Most young adults first exposure to debt is credit cards – which are almost always used for consumer purchases, I.E. bad debt. The best lesson they can learn is to make the full payment every month. It’s a good habit, but not the ideal first exposure.

A young adult with good savings habits would understand saving money to buy a used car outright. A very clever young adult would understand buying a car with a loan, then paying off the loan/insurance/fuel/maintenance by becoming an UBER driver.

Once they pay off the loan, they’ll still have a way to earn cash and they’ll be developing a business sense. This is a way to use debt in a good way – challenge them to think of others.

When other people’s kids are looking at taking on mortgages for a place to live, your kid would understand why they would be better off buying a property and renting it out. Food for thought.

Bad debt is a trap, and good debt is a force multiplier. The earlier they understand this, the better.


Investing is the third component because it builds on the first two skills. They already understand how to save. They understand interest and compound interest. Maybe between the two, they’ve figured out some clever ways to make come up with some extra money.

The final piece to understand here is time.

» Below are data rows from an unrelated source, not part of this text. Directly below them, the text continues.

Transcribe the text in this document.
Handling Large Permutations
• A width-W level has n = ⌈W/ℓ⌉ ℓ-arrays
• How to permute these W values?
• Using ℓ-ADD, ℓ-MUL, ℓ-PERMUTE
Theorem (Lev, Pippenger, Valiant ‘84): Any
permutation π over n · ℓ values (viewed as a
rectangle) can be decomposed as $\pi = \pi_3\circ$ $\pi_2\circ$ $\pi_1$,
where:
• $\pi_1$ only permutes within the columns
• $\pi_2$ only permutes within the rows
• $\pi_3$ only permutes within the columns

With debt, there’s structured timelines. Credit cards work on monthly cycles. Car loans over a few years. Mortgages last for a few decades. Investments, on the other hand, can last generations.

Young adults have two advantages relating to their young age. They can have a very basic understanding of investing and beat a sophisticated investor ten years their senior. Why? Because compound interest favors the young and those with long lives. They can invest smaller amounts early and have bigger impacts in the long run.

The other advantage of their young age is that they can wait out good times and bad times in the investing market. All investments go up and down. Sometimes there will be a dramatic drop – all your children need to do is stay calm and wait it out.

Wrap Up

As you know, teaching these lessons take time and patience. As you know, the effort will be worth it. They need to understand the reasons behind what they’re doing and to take ownership of them. They should be able to explain and to demonstrate these good financial habits – it will put them light years ahead ahead of their peers. Maybe even inspiring some of their peers to follow their example.